Are we ready for “Big Literature”
A lot has been written about Big Data, presenting it as some kind of super challenge and opportunity. Certainly there is a lot of data kicking around out there, but the thing about Big Data is that it is, well, data–if you know what you want to do with one data point, figuring out an algorithm to extract a lot of data points of interest and process them, while time consuming, isn’t hopeless. (so, for instance, one could argue that seismologists have for some time been in the Big Data pool, extracting and analyzing parts of the many terabytes of stored data for the pieces of interest).
But what if you have to examine each data point on its own? Such is the case with the scientific literature. And the explosion of that literature may threaten the ability to make progress. (That explosion will only get worse if peer-review is discarded in favor of open repositories). So, can we deal with “Big Literature”?
In the past, the trend has been to become more and more specialized, which allows one to face a tractable part of the literature. But with an increasing emphasis on interdisciplinary work, building on advances in multiple fields in increasingly desirable. How to deal with these pressures?

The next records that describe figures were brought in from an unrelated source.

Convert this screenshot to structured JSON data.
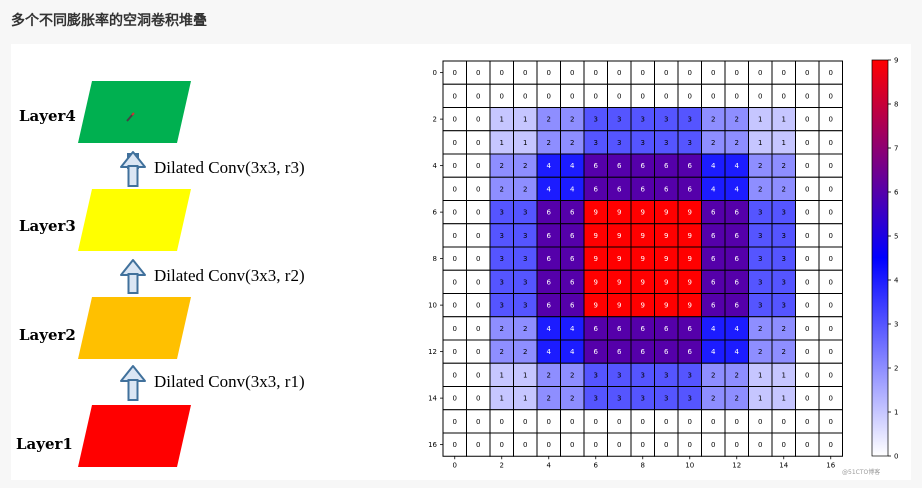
{
  "page_title": "多个不同膨胀率的空洞卷积堆叠",
  "diagram": {
    "layers": [
      {
        "label": "Layer4",
        "color": "#00b050"
      },
      {
        "label": "Layer3",
        "color": "#ffff00"
      },
      {
        "label": "Layer2",
        "color": "#ffc000"
      },
      {
        "label": "Layer1",
        "color": "#ff0000"
      }
    ],
    "convs": [
      {
        "label": "Dilated Conv(3x3, r3)"
      },
      {
        "label": "Dilated Conv(3x3, r2)"
      },
      {
        "label": "Dilated Conv(3x3, r1)"
      }
    ]
  },
  "chart_data": {
    "type": "heatmap",
    "title": "",
    "xlabel": "",
    "ylabel": "",
    "x_ticks": [
      0,
      2,
      4,
      6,
      8,
      10,
      12,
      14,
      16
    ],
    "y_ticks": [
      0,
      2,
      4,
      6,
      8,
      10,
      12,
      14,
      16
    ],
    "colormap": [
      "#ffffff",
      "#0000ff",
      "#ff0000"
    ],
    "vmin": 0,
    "vmax": 9,
    "colorbar_ticks": [
      0,
      1,
      2,
      3,
      4,
      5,
      6,
      7,
      8,
      9
    ],
    "grid": true,
    "values": [
      [
        0,
        0,
        0,
        0,
        0,
        0,
        0,
        0,
        0,
        0,
        0,
        0,
        0,
        0,
        0,
        0,
        0
      ],
      [
        0,
        0,
        0,
        0,
        0,
        0,
        0,
        0,
        0,
        0,
        0,
        0,
        0,
        0,
        0,
        0,
        0
      ],
      [
        0,
        0,
        1,
        1,
        2,
        2,
        3,
        3,
        3,
        3,
        3,
        2,
        2,
        1,
        1,
        0,
        0
      ],
      [
        0,
        0,
        1,
        1,
        2,
        2,
        3,
        3,
        3,
        3,
        3,
        2,
        2,
        1,
        1,
        0,
        0
      ],
      [
        0,
        0,
        2,
        2,
        4,
        4,
        6,
        6,
        6,
        6,
        6,
        4,
        4,
        2,
        2,
        0,
        0
      ],
      [
        0,
        0,
        2,
        2,
        4,
        4,
        6,
        6,
        6,
        6,
        6,
        4,
        4,
        2,
        2,
        0,
        0
      ],
      [
        0,
        0,
        3,
        3,
        6,
        6,
        9,
        9,
        9,
        9,
        9,
        6,
        6,
        3,
        3,
        0,
        0
      ],
      [
        0,
        0,
        3,
        3,
        6,
        6,
        9,
        9,
        9,
        9,
        9,
        6,
        6,
        3,
        3,
        0,
        0
      ],
      [
        0,
        0,
        3,
        3,
        6,
        6,
        9,
        9,
        9,
        9,
        9,
        6,
        6,
        3,
        3,
        0,
        0
      ],
      [
        0,
        0,
        3,
        3,
        6,
        6,
        9,
        9,
        9,
        9,
        9,
        6,
        6,
        3,
        3,
        0,
        0
      ],
      [
        0,
        0,
        3,
        3,
        6,
        6,
        9,
        9,
        9,
        9,
        9,
        6,
        6,
        3,
        3,
        0,
        0
      ],
      [
        0,
        0,
        2,
        2,
        4,
        4,
        6,
        6,
        6,
        6,
        6,
        4,
        4,
        2,
        2,
        0,
        0
      ],
      [
        0,
        0,
        2,
        2,
        4,
        4,
        6,
        6,
        6,
        6,
        6,
        4,
        4,
        2,
        2,
        0,
        0
      ],
      [
        0,
        0,
        1,
        1,
        2,
        2,
        3,
        3,
        3,
        3,
        3,
        2,
        2,
        1,
        1,
        0,
        0
      ],
      [
        0,
        0,
        1,
        1,
        2,
        2,
        3,
        3,
        3,
        3,
        3,
        2,
        2,
        1,
        1,
        0,
        0
      ],
      [
        0,
        0,
        0,
        0,
        0,
        0,
        0,
        0,
        0,
        0,
        0,
        0,
        0,
        0,
        0,
        0,
        0
      ],
      [
        0,
        0,
        0,
        0,
        0,
        0,
        0,
        0,
        0,
        0,
        0,
        0,
        0,
        0,
        0,
        0,
        0
      ]
    ]
  },
  "watermark": "@51CTO博客"
}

Perhaps this is why GG has noticed increasingly poor citation habits, where authors are not citing the papers that are the source of the algorithm, interpretation, or data point they wish to make use of but instead are citing some recent paper that also made use of this object. If so, this is unfortunate in two ways: it deprives the originator of the object the credit he/she/they deserve, and it also runs the risk of turning into a game of telephone where progressive misunderstandings of what was actually done/said/observed propagate through the literature, degrading later attempts to conduct research. That this kind of degraded citation practice exists with the presence of modern tools allowing quick access to nearly the full literature and its citation history suggests that various pressures are breaking down more traditional behaviors. Certainly some of this is the pressure to publish frequently while generating lots of grant applications, but some is probably reflecting the growth of the literature beyond the capacity of many of us to digest.
How will we deal with this? One way is to simply focus on a subset of the literature–probably the literature that supports the direction your research is going. Certainly a filter many senior researchers apply before reading a paper is a quick skim of the author list–certain individuals may have consistently produced work worth reading, and so the paper gets read, and others maybe have not. This can lead to the echo chambers we see people falling into politically. Or maybe we skim the latest work, missing out on perhaps relevant observations made in the past, thus risking repeating earlier mistakes, or simply unknowingly repeating earlier work (which is different from trying to reproduce a study). (We had a student once who liked to simply plow ahead, not caring what was in the literature. GG’s comment at the time was that when you reinvent the wheel, you risk reinventing the flat tire.)
GG isn’t sure where this will go. Will “Big Literature” produce new tools for metaanalysis of science? Are we doomed to trip over ourselves in our growing ignorance of the state of the whole field? Or will we react by compacting and reclassifying literature in some way to make it digestible to human brains? It might be time to start worrying about it before some future Congress calls scientists and program directors before it to explain how they could have unknowingly done the exact same thing as their predecessors some years before.